Las series Sublimación y Pruebas al satén

Las obras de las series Sublimación y Pruebas al satén (la única diferencia entre ambas estriba en la calidad del papel empleado: papel baritado y papel sin emulsión fotosensible, respectivamente) se sirven de las láminas plásticas reproductoras mediante tricromía que permiten la impresión de fotografías digitales. Se trata del material de impresión por el procedimiento de sublimación, el dispositivo de impresión rápida digital, una suerte de monotipo, que deja impresa una imagen y, al hacerlo, sufre de tal manera que no podría volver a repetir el proceso sin desfigurar su resultado. Esas huellas desdibujadas de lo que ha hecho visible son el objeto de la manipulación transfotográfica de Barragán. En primer lugar, se sirve de un producto desechado, que selecciona y escanea. Durante esta acción no cierra la tapa del escáner, lo que resta definición al proceso. Al tiempo, conserva las arrugas con las que encontró estas planchas y procede, asimismo en ocasiones, a provocar nuevos frunces. Todo ello provoca que la luz no llegue a una superficie plana y homogénea, lo que origina una serie de perturbaciones lumínicas, inducidas, pero cuyo efecto no es enteramente controlado. Al conjunto de estas acciones habría de sumarse, finalmente, la adulteración del cromatismo con un tratamiento con un programa para la edición de gráficos rasterizados.

Entre las imágenes provocadas con este procedimiento se encuentran cuatro instantáneas de la ciudad de Estambul –cuyo reconocimiento hace ostensible la presencia de las cúpulas de Santa Sofía–, y diversas escenas durante la celebración de una festiva cena familiar en la que aparecen dos niños, cuyos rostros ha velado Barragán con particular intensidad. E irrumpe, entre la práctica integridad de momentos lúdicos, el retrato de un paciente en la cama de un hospital. Sin poder reparar la precipitación, se piensa que se trata de un moribundo.

De nuevo, la práctica fotográfica y la deriva transfotográfica de Barragán conducen a reflexionar sobre la pérdida. Un argumento que penetra con coherencia en el corpus pictórico y gráfico anterior del artista, cuyos hitos podrían identificarse, tal vez, con dos motivos.

El primero de ellos estriba en la pintura de paisaje que representa desde una distancia ultramarina, sus evocaciones del Llano colombiano, realizada al pastel y grafito sobre tabla. Estas obras, pintadas durante la primera mitad de la pasada década, representan un mundo rural amenazado por la desaparición de los usos tradicionales y fundamentalmente por la violencia de unos hombres contra otros hombres.

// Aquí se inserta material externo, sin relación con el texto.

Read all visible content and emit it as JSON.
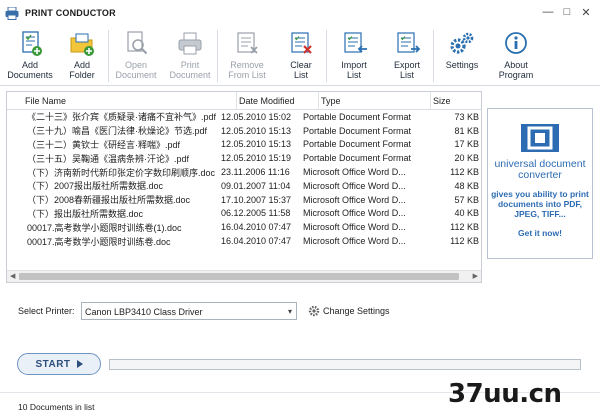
{
  "window": {
    "title": "PRINT CONDUCTOR",
    "minimize": "—",
    "restore": "□",
    "close": "✕"
  },
  "toolbar": [
    {
      "label": "Add\nDocuments",
      "icon": "add-documents-icon",
      "enabled": true
    },
    {
      "label": "Add\nFolder",
      "icon": "add-folder-icon",
      "enabled": true
    },
    {
      "label": "Open\nDocument",
      "icon": "open-document-icon",
      "enabled": false
    },
    {
      "label": "Print\nDocument",
      "icon": "print-document-icon",
      "enabled": false
    },
    {
      "label": "Remove\nFrom List",
      "icon": "remove-from-list-icon",
      "enabled": false
    },
    {
      "label": "Clear\nList",
      "icon": "clear-list-icon",
      "enabled": true
    },
    {
      "label": "Import\nList",
      "icon": "import-list-icon",
      "enabled": true
    },
    {
      "label": "Export\nList",
      "icon": "export-list-icon",
      "enabled": true
    },
    {
      "label": "Settings",
      "icon": "settings-icon",
      "enabled": true
    },
    {
      "label": "About\nProgram",
      "icon": "about-icon",
      "enabled": true
    }
  ],
  "table": {
    "columns": [
      "File Name",
      "Date Modified",
      "Type",
      "Size"
    ],
    "rows": [
      [
        "《二十三》张介宾《质疑录·诸痛不宜补气》.pdf",
        "12.05.2010 15:02",
        "Portable Document Format",
        "73 KB"
      ],
      [
        "（三十九）喻昌《医门法律·秋燥论》节选.pdf",
        "12.05.2010 15:13",
        "Portable Document Format",
        "81 KB"
      ],
      [
        "（三十二）黄钦士《研经言·释喘》.pdf",
        "12.05.2010 15:13",
        "Portable Document Format",
        "17 KB"
      ],
      [
        "（三十五）吴鞠通《温病条辨·汗论》.pdf",
        "12.05.2010 15:19",
        "Portable Document Format",
        "20 KB"
      ],
      [
        "（下）济南新时代新印张定价字数印刷顺序.doc",
        "23.11.2006 11:16",
        "Microsoft Office Word D...",
        "112 KB"
      ],
      [
        "（下）2007报出版社所需数据.doc",
        "09.01.2007 11:04",
        "Microsoft Office Word D...",
        "48 KB"
      ],
      [
        "（下）2008春新疆报出版社所需数据.doc",
        "17.10.2007 15:37",
        "Microsoft Office Word D...",
        "57 KB"
      ],
      [
        "（下）报出版社所需数据.doc",
        "06.12.2005 11:58",
        "Microsoft Office Word D...",
        "40 KB"
      ],
      [
        "00017.高考数学小题限时训练卷(1).doc",
        "16.04.2010 07:47",
        "Microsoft Office Word D...",
        "112 KB"
      ],
      [
        "00017.高考数学小题限时训练卷.doc",
        "16.04.2010 07:47",
        "Microsoft Office Word D...",
        "112 KB"
      ]
    ]
  },
  "ad": {
    "title": "universal document converter",
    "text": "gives you ability to print documents into PDF, JPEG, TIFF...",
    "cta": "Get it now!"
  },
  "printer": {
    "label": "Select Printer:",
    "value": "Canon LBP3410 Class Driver",
    "change_label": "Change Settings"
  },
  "start": {
    "label": "START",
    "progress": 0
  },
  "status": {
    "text": "10 Documents in list"
  },
  "watermark": "37uu.cn",
  "colors": {
    "accent": "#2d6cb3",
    "icon_blue": "#2a6fb0",
    "icon_green": "#3a9a3a",
    "icon_red": "#d0312d"
  }
}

El segundo de los cuerpos de trabajo más notable de Barragán con anterioridad a su apertura de estas series transfotográficas, estriba en su memorable serie de un centenar largo de dibujos al grafito sobre papel (de  un formato homogéneo de 46 x 31 cm) titulada Dibujos migratorios, que desarrolló entre 2007 y 2008. En la serie, Barragán se refería a los procesos migratorios en su ciudad de acogida, Madrid, a través de los carritos que portan los instrumentos musicales de los músicos u otros elementos propios de diversos trabajadores ambulantes, todos ellos, en los vagones del metro. Una suerte de retrato en ausencia del desplazado, a través, exclusivamente, del dispositivo con el que se presenta ante el pasajero y que idealmente le sirve para su sustento, pese a permanecer espectral para muchos viajeros.

Conclusión

Mediante sus series transfotográficas, Felipe Barragán conduce a una reflexión sobre la misma condición fotográfica y su ambicioso objetivo de perpetuar un instante que, por su propia naturaleza, jamás podrá repetirse. Sus obras hablan del anhelo, del apego en la distancia –sensiblemente, es amplio el número de personas que por diversos indicios, tales como sus rasgos faciales, de las que puede intuirse que se trata de inmigrantes–, o de la inmortalización de la felicidad efímera en el hiato del viaje turístico, y lo hace empleando residuos fotográficos de personas desconocidas y sobre las que mantiene el anonimato mediante el difuminado de sus rostros, como obra el ocaso de la memoria, como la amenaza de la decadencia que se cierne sobre todo lo existente, como la condena nuestra a la desaparición. Un carácter difuminado que, pese a la presencia de las figuras, impuesta por las mismas imágenes de las que se apropia, abunda en el carácter inquietante que emana de sus dos cuerpos de trabajo anteriores más notables, en los que las personas jamás hallaban lugar en sus composiciones.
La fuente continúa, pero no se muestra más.